DSCC 201/401 Homework Assignment #2
Due: February 7, 2024 at 9 a.m. EST
Answers to these questions should be submitted via Blackboard. Questions 1-6 should be answered by all students (DSCC 201 and 401) and Question 7 should be answered by students registered in DSCC 401. Please upload a file containing your answers and explanations to Blackboard (Homework #2: Hardware for Data Science) as a Word document (docx), text file (txt), or PDF.
Imagine that you currently lead the data science department at an education consulting and testing firm that has been assigned to produce customized certification exams for the aviation industry. Your team has been given thousands of documents and other useful unstructured and structured data that you will use to build a large language model for generating questions and answers for certification exams for the aviation industry. You would like to purchase some infrastructure to use for this project since it will need high performance computing resources. You expect to receive new data monthly and would like to develop consistent workflows to generate pools of examination questions and other study materials for the future. Based on the project description and requirements, you recommend purchasing hardware for a Linux cluster that also has the capability of GPU acceleration. After some careful analysis, you and your team have decided to purchase 6 compute nodes that each contain 2 CPUs, 512 GB of RAM, 1 HDR InfiniBand card, and 4 Nvidia Ampere H100 GPUs, along with peripheral equipment. The quote has been uploaded to the Blackboard site and is available under the instructions for this homework assignment (HPC Quote.pdf). Please provide thorough and thoughtful explanations to the following questions.
Question 1: How many teraFLOPS of theoretical computing capacity will be provided by a Linux cluster with the 6 compute nodes as described in the quote? Provide a double-precision floating point (FP64) value. Please show your reasoning and how you derive your values. (Hint: The Intel Xeon Gold 6338 uses the Ice Lake microarchitecture.)
Question 2: If the amount of memory was doubled from 512 GB to 1,024 GB for each of the compute nodes, would the theoretical computing capacity as calculated in Question 1 change? If so, what is the new calculated value? If not, then why not?
Question 3: After further review, your team decides that it may be worthwhile to downgrade the model of GPU card in each compute node. What would be the total computing capacity of the cluster (in teraFLOPS) if each of the Nvidia H100 GPUs was replaced with Nvidia L40 GPUs? Provide a value based on double-precision floating point calculations (FP64). What is the total amount of computing capacity provided by the H100 GPUs if single precision (FP32) is considered? How does this compare to the computing capacity (FP32) for the L40 GPUs? Please provide explicit numerical comparisons.

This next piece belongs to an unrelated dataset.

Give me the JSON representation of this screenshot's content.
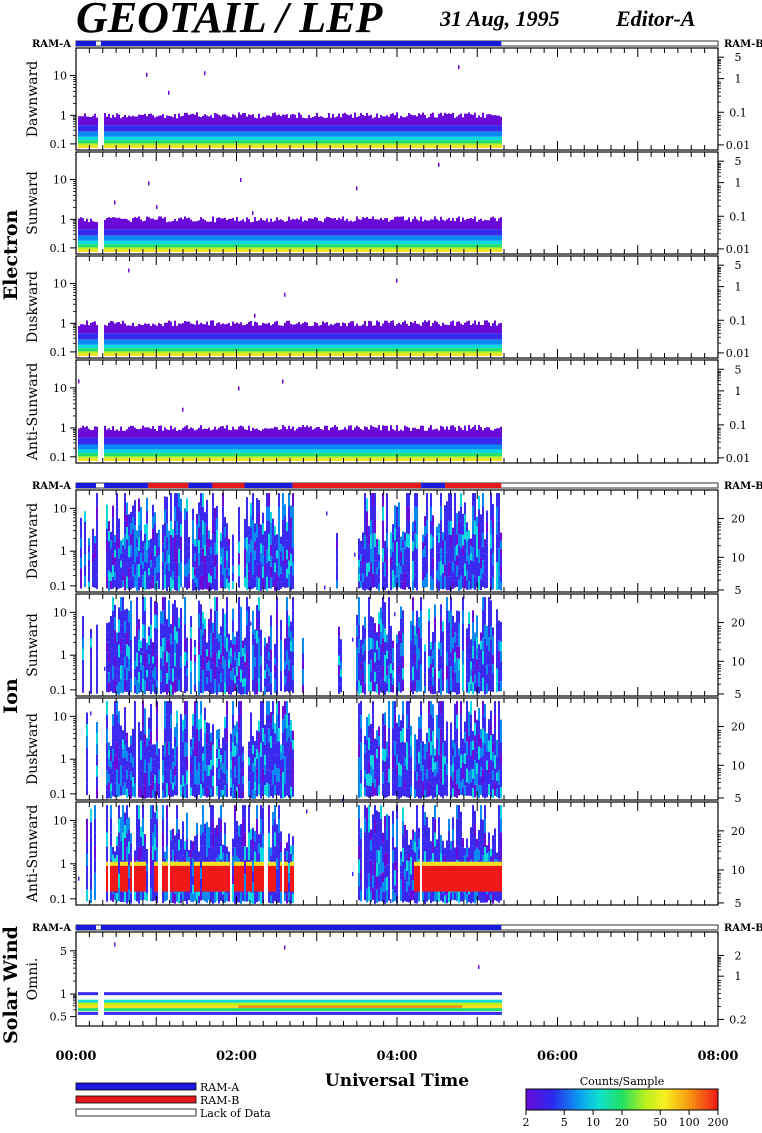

Question 4: If your team purchases these compute nodes, will this equipment create a complete Linux cluster solution? Does the system as presented in the quote have everything needed to connect and work together? What are the additional components that are included in the quote? Is there any additional hardware or software needed to make these servers into a complete Linux cluster? Please be detailed and specific in your answers.
Question 5: Recently, AMD announced a new Instinct MI300X GPU that provides additional acceleration for computational tasks over the Instinct MI250X GPU. Currently, computational acceleration for Frontier, the fastest supercomputer in the world is provided by the MI250X GPUs. If these GPUs were replaced by AMD’s new MI300X GPUs, what would be the estimated Rpeak value of the entire system? Explain how you derived your answer and state any assumptions you have made.
Question 6: According to the press release provided by Nvidia for the Eos supercomputer, the system is expected to have a performance of 18.4 exaFLOPS. A copy of this press release (press_release.pdf) has been uploaded to the Blackboard site and is available under the instructions for this homework assignment. Based on the data in the TOP 500 list that we discussed in class, will this new Eos supercomputer surpass Frontier as the world’s fastest supercomputer and take the first position on the TOP 500 list? Why or why not? Please make sure to explain your reasoning in detail.
Question 7: (DSCC 401 ONLY): Read the paper, "Benchmarking TPU, GPU, and CPU Platforms for Deep Learning," by Wang, Wei, and Brooks. A copy of this paper has been uploaded to the Blackboard site and is available under the instructions for this homework assignment (Wang_Wei_Brooks.pdf). Provide detailed answers to the following questions:
A. What is ParaDnn? How does it compare to LINPACK?
B. The authors of the paper had access to Google's TPU v3. What is the performance of this accelerator as mentioned in the paper? How does the theoretical performance of Google's TPU v3 compare with the performance of Nvidia’s H100 GPU?
C. What is NVLink? Did the authors measure the performance on multi-GPU systems that use PCIe or NVLink in this study? If so, how many GPUs did they use concurrently? If not, what was the explanation?